Black Eyes… Wide Open

Lessons about teamwork and how we encounter opportunities every day.

It’s been a week now that I’ve been recovering from a friendly but harsh league game that turned my eye from normal in all cases to a fine looking “shiner” that became the first conversation piece of each and every new encounter for the week that followed. I think that most people wanted to know if it involved an altercation of sorts…since that’s always something they can get their energy going on.

I wasn’t as creative when it came to my story as it was told over and over and I thought it better to stick to the truth, although it wasn’t as colorful as some of the other stories that folks wanted to hear. So the league where I received my “shiner” is an adult volleyball league, both women, and coed. That night, I was playing on my women’s team. The basic rules are that the other team serves and you have three plays before the ball has to go over the net. That night, the ball was served to us and we made the first pass. Since I’m the setter, my job is to get to every second ball to set it up for my hitter. This time around though, the first pass ended up going way higher than it should have, and then straight up to the middle of the court (where I would normally try to set it). Unfortunately, my teammate was there and attempted the hit it over with the second shot. She reared back with her hitting arm and clenched fist, and all I remember is seeing that fist come back down and “pop!” Of course none of this intentional at all, just a part of the game. It doesn’t happen often but yes it can happen, even on a fully functioning team.

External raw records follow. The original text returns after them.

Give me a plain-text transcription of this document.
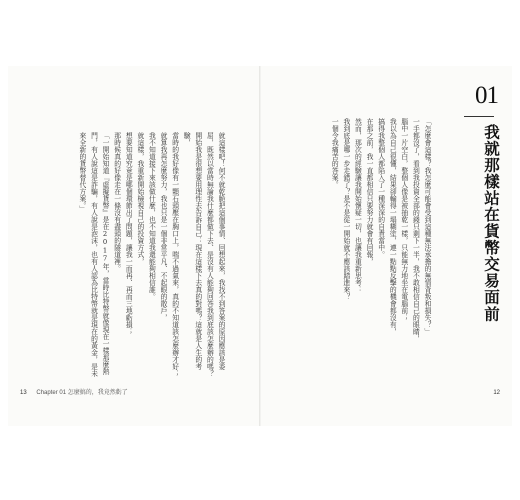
就這樣吧！何不就乾脆把這個事情、回想起來，我找不到答案的原因應該是委屈，既然以當時無論我什麼都做下去、是沒有人能夠回答我到底該怎麼辦的嗎？
開始我是很想要用理性去告訴自己：現在這樣下去真的對嗎？這就是人生的考驗，
當時的我好像有一顆石頭壓在胸口上，喘不過氣來，真的不知道該怎麼辦才好；
就算我再怎麼努力，我也只是一個非常平凡、不起眼的散戶，
我不知道接下來該做什麼，也不知道我還能夠相信誰。
就這樣，我重新開始檢視自己的投資方式，
想要知道究竟是哪個環節出了問題，讓我一而再、再而三地虧損；
那時候真的好像走在一條沒有盡頭的隧道裡。
「一開始知道『虛擬貨幣』是在2017年，當時比特幣就像現在一樣那麼熱門，有人說這是詐騙，有人說是泡沫，也有人認為比特幣就是現在的黃金，是未來全新的貨幣替代方案。」
13 Chapter 01 怎麼搞的，我竟然虧了
01
我就那樣站在貨幣交易面前
「怎麼會這樣？我怎麼可能會受到這種無法承擔的無情背叛和損失？」
一手都沒了，看到我投資全部的錢只剩下一半，我不敢相信自己的眼睛，
腦中一片空白，整個人像是被抽乾一樣，只能無力地坐在電腦前；
我以為自己很懂，結果卻輸得一塌糊塗，連一點點反擊的機會都沒有，
搞得我整個人都陷入了一種深深的自責當中。
在那之前，我一直都相信只要努力就會有回報，
然而，那次的經驗讓我開始懷疑一切，也讓我重新思考：
我到底是哪一步走錯了？是不是從一開始就不應該踏進來？
一個令我痛苦的答案。
12
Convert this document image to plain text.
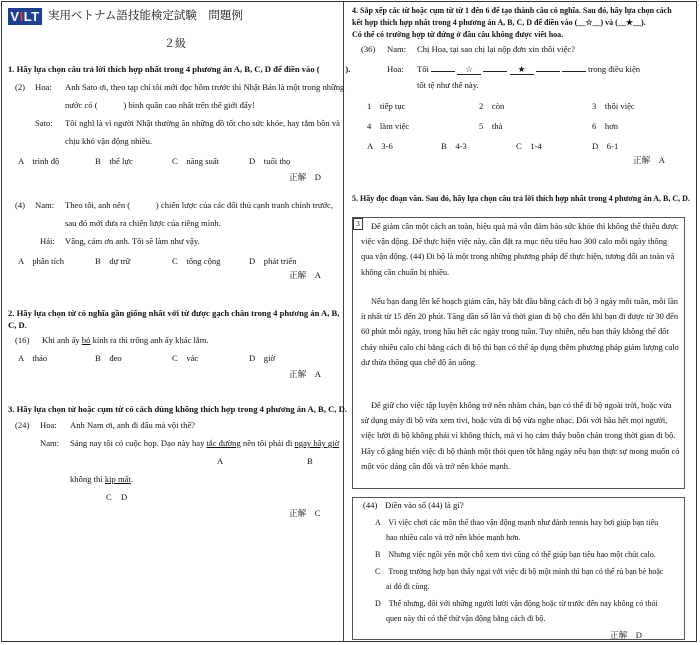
VILT 実用ベトナム語技能検定試験　問題例
２級
1. Hãy lựa chọn câu trả lời thích hợp nhất trong 4 phương án A, B, C, D để điền vào (　　　).
(2) Hoa: Anh Sato ơi, theo tạp chí tôi mới đọc hôm trước thì Nhật Bản là một trong những
nước có (　　　) bình quân cao nhất trên thế giới đấy!
Sato: Tôi nghĩ là vì người Nhật thường ăn những đồ tốt cho sức khỏe, hay tắm bồn và
chịu khó vận động nhiều.
A　trình độ	B　thể lực	C　năng suất	D　tuổi thọ
正解　D
(4) Nam: Theo tôi, anh nên (　　　) chiến lược của các đối thủ cạnh tranh chính trước,
sau đó mới đưa ra chiến lược của riêng mình.
Hải: Vâng, cám ơn anh. Tôi sẽ làm như vậy.
A　phân tích	B　dự trữ	C　tổng cộng	D　phát triển
正解　A
2. Hãy lựa chọn từ có nghĩa gần giống nhất với từ được gạch chân trong 4 phương án A, B,
C, D.
(16) Khi anh ấy bỏ kính ra thì trông anh ấy khác lắm.
A　tháo	B　đeo	C　vác	D　giờ
正解　A
3. Hãy lựa chọn từ hoặc cụm từ có cách dùng không thích hợp trong 4 phương án A, B, C, D.
(24) Hoa: Anh Nam ơi, anh đi đâu mà vội thế?
Nam: Sáng nay tôi có cuộc họp. Dạo này hay tắc đường nên tôi phải đi ngay bây giờ
A	B
không thì kịp mất.
C D
正解　C
4. Sắp xếp các từ hoặc cụm từ từ 1 đến 6 để tạo thành câu có nghĩa. Sau đó, hãy lựa chọn cách
kết hợp thích hợp nhất trong 4 phương án A, B, C, D để điền vào (__☆__) và (__★__).
Có thể có trường hợp từ đứng ở đầu câu không được viết hoa.
(36) Nam: Chị Hoa, tại sao chị lại nộp đơn xin thôi việc?
Hoa: Tôi	☆	★	trong điều kiện
tốt tệ như thế này.
1　tiếp tục	2　còn	3　thôi việc
4　làm việc	5　thà	6　hơn
A　3-6	B　4-3	C　1-4	D　6-1
正解　A
5. Hãy đọc đoạn văn. Sau đó, hãy lựa chọn câu trả lời thích hợp nhất trong 4 phương án A, B, C, D.
3	Để giảm cân một cách an toàn, hiệu quả mà vẫn đảm bảo sức khỏe thì không thể thiếu được việc vận động. Để thực hiện việc này, cần đặt ra mục tiêu tiêu hao 300 calo mỗi ngày thông qua vận động. (44) Đi bộ là một trong những phương pháp để thực hiện, tương đối an toàn và không cần chuẩn bị nhiều.
Nếu bạn đang lên kế hoạch giảm cân, hãy bắt đầu bằng cách đi bộ 3 ngày mỗi tuần, mỗi lần ít nhất từ 15 đến 20 phút. Tăng dần số lần và thời gian đi bộ cho đến khi bạn đi được từ 30 đến 60 phút mỗi ngày, trong hầu hết các ngày trong tuần. Tuy nhiên, nếu bạn thấy không thể đốt cháy nhiều calo chỉ bằng cách đi bộ thì bạn có thể áp dụng thêm phương pháp giảm lượng calo dư thừa thông qua chế độ ăn uống.
Để giữ cho việc tập luyện không trở nên nhàm chán, bạn có thể đi bộ ngoài trời, hoặc vừa sử dụng máy đi bộ vừa xem tivi, hoặc vừa đi bộ vừa nghe nhạc. Đối với hầu hết mọi người, việc lười đi bộ không phải vì không thích, mà vì họ cảm thấy buồn chán trong thời gian đi bộ. Hãy cố gắng biến việc đi bộ thành một thói quen tốt hằng ngày nếu bạn thực sự mong muốn có một vóc dáng cân đối và trở nên khỏe mạnh.
(44) Điền vào số (44) là gì?
A　Vì việc chơi các môn thể thao vận động mạnh như đánh tennis hay bơi giúp bạn tiêu
hao nhiều calo và trở nên khỏe mạnh hơn.
B　Nhưng việc ngồi yên một chỗ xem tivi cũng có thể giúp bạn tiêu hao một chút calo.
C　Trong trường hợp bạn thấy ngại với việc đi bộ một mình thì bạn có thể rủ bạn bè hoặc
ai đó đi cùng.
D　Thế nhưng, đối với những người lười vận động hoặc từ trước đến nay không có thói
quen này thì có thể thử vận động bằng cách đi bộ.
正解　D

This is very aligned with our organization because we operate in an Agile way through teams. Each team member knows what it is they are doing as part of the whole and what their responsibilities are to the team. There may be times that you overlap your responsibilities and that’s not a bad thing as long as the end product you create meets your requirements. It is certainly something that can be delved into when you have your retrospective. Sometimes having those moments of “whose is it” clarity helps to build better trust within the team. It can certainly bring a team closer. Other times it may make a team create gaps because neither team member wants to end up in that predicament again, depending on the trust level of your team. Higher functioning teams will clarify their experience, work through the adjustments, and turn full speed ahead on the next project. How do you think your team would handle that situation?

As for my volleyball team, we didn’t miss a beat. Even on the next play. We had enough trust with one another that we weren’t going to let this little setback get in the way of our normal high-performance play. We moved on and eventually won.